# UK: Abrechnung für nie erhaltene reverse-billed SMS



## Aka-Aka (22 Februar 2008)

Das Thema ist seit 2005 bekannt, jetzt häufen sich im Verbraucherforum "Grumbletext" wieder die Meldungen: Man bekommt eine hohe Mobilfunkrechnung "dank" 'reverse-billed texts' (kostenpflichtig _empfangene und unbestellte_ SMS) - aber hat diese nie erhalten. Weil im Moment gehäuft T-Mobile-Kunden betroffen sind, wurde ich gefragt, ob ich 'was beitragen kann zu dem Thema. Kann ich nicht 

Wenn _reversed billed sms_ in Deutschland je erlaubt werden sollten, können wir gleich am ersten Tag hier eine Sonderrubrik einrichten...


----------



## Franziska (22 Februar 2008)

*AW: UK: Abrechnung für nie erhaltene reverse-billed SMS*

Ich wess ja nicht ob es erlaubt ist, aber es wird hier - den Chatbetreibern - angeboten:
http://www.dtms.de/index.php?cccpage=139



> Dabei werden entweder die vom Nutzer abgeschickten SMS oder (bei einem Abonnement) die vom Nutzer empfangenen SMS über die Mobilfunkrechnung bzw. das Prepaid-Guthaben abgerechnet.

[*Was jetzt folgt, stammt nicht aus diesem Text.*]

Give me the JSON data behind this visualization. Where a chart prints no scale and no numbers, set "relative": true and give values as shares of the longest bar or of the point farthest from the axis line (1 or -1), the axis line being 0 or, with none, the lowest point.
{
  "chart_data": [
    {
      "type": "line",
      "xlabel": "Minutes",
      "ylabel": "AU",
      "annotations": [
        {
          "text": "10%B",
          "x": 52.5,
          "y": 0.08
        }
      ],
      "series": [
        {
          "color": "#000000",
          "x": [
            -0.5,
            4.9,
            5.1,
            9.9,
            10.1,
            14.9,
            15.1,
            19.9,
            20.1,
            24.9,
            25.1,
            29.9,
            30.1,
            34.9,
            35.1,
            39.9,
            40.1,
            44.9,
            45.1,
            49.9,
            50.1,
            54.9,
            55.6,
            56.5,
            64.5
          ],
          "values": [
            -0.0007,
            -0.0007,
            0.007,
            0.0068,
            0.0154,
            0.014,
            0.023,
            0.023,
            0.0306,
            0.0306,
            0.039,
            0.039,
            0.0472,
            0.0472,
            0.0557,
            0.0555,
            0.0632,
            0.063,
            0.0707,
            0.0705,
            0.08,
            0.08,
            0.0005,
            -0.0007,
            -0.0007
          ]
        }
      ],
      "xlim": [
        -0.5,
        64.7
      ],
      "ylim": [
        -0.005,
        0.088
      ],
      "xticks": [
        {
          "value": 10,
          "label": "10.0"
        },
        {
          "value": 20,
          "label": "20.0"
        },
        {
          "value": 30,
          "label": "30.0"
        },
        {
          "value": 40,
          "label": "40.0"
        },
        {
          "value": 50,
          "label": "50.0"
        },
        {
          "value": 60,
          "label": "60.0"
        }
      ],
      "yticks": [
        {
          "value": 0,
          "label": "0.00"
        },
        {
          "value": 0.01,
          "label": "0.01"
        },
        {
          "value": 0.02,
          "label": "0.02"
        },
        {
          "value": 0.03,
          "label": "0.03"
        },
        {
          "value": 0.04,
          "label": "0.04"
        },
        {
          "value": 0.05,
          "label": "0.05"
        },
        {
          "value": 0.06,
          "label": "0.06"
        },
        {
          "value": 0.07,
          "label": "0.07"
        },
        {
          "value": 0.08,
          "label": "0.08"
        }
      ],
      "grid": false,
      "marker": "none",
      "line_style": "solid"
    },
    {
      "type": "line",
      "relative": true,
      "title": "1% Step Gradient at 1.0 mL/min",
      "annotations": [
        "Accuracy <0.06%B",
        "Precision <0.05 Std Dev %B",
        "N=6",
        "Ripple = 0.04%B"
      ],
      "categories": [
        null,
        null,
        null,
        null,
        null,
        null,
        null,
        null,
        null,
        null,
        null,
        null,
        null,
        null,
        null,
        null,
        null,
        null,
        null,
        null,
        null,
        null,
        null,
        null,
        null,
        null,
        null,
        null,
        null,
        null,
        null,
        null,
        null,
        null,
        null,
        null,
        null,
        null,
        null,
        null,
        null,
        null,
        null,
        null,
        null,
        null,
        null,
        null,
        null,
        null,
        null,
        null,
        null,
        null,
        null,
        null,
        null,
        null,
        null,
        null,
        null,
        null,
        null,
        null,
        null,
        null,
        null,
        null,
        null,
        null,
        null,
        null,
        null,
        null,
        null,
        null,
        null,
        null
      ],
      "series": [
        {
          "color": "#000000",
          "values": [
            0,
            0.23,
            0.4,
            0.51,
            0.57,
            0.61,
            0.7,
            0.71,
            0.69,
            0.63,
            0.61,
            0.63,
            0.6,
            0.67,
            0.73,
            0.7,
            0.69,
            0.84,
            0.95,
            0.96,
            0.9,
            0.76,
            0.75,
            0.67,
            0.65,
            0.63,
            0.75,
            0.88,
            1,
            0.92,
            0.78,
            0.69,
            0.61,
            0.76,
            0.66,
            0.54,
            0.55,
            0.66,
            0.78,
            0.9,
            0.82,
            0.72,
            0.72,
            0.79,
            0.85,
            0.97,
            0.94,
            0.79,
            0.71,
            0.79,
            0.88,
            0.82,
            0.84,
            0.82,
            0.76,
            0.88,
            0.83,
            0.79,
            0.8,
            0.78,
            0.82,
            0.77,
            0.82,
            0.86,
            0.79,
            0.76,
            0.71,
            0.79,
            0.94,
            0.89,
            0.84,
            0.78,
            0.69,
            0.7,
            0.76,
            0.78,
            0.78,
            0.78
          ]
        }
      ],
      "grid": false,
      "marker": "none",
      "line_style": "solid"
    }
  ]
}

Die Wahl liegt beim Chatbetreiber.


Mir ist da irgendwann auch eine zweite Firma untergekommen, finde ich aber gerade nicht.


----------



## Aka-Aka (22 Februar 2008)

*AW: UK: Abrechnung für nie erhaltene reverse-billed SMS*



> Das Prinzip:  Der Nutzer *sendet* einfach eine SMS an eine fünfstellige Kurzwahl, um Dienste zu kaufen oder ein Abonnement abzuschließen.


 Beim _reversed billing_ *empfängt* man eine SMS und zahlt dafür. Besonders perfide wird das, wenn die SMS _unsolicited_ ist, also unerwünscht bzw. unbestellt - _spam_. 

PS: Verlinken wird man die dtms hier schon dürfen - man darf halt keine falschen Tatsachen behaupten, wie z.B. "dtms wurde nicht besonders häufig auffällig als Dienstleister dubioser Firmen"


----------



## Franziska (22 Februar 2008)

*AW: UK: Abrechnung für nie erhaltene reverse-billed SMS*

Ja, und die SMS sendet er ganz aus Versehen auf eine Lock-SMS.

Praktisches Beispiel:
http://forum.computerbetrug.de/showthread.php?p=221135#post221135


----------



## Fidul (28 Februar 2008)

*AW: UK: Abrechnung für nie erhaltene reverse-billed SMS*

Weiteres Beispiel, bei dem empfangene SMS nach Bestellung kosten: N24 Teletext S.126


----------



## Aka-Aka (28 Februar 2008)

*AW: UK: Abrechnung für nie erhaltene reverse-billed SMS*

support(at)convisual.de
Noch Fragen, Fidul?


----------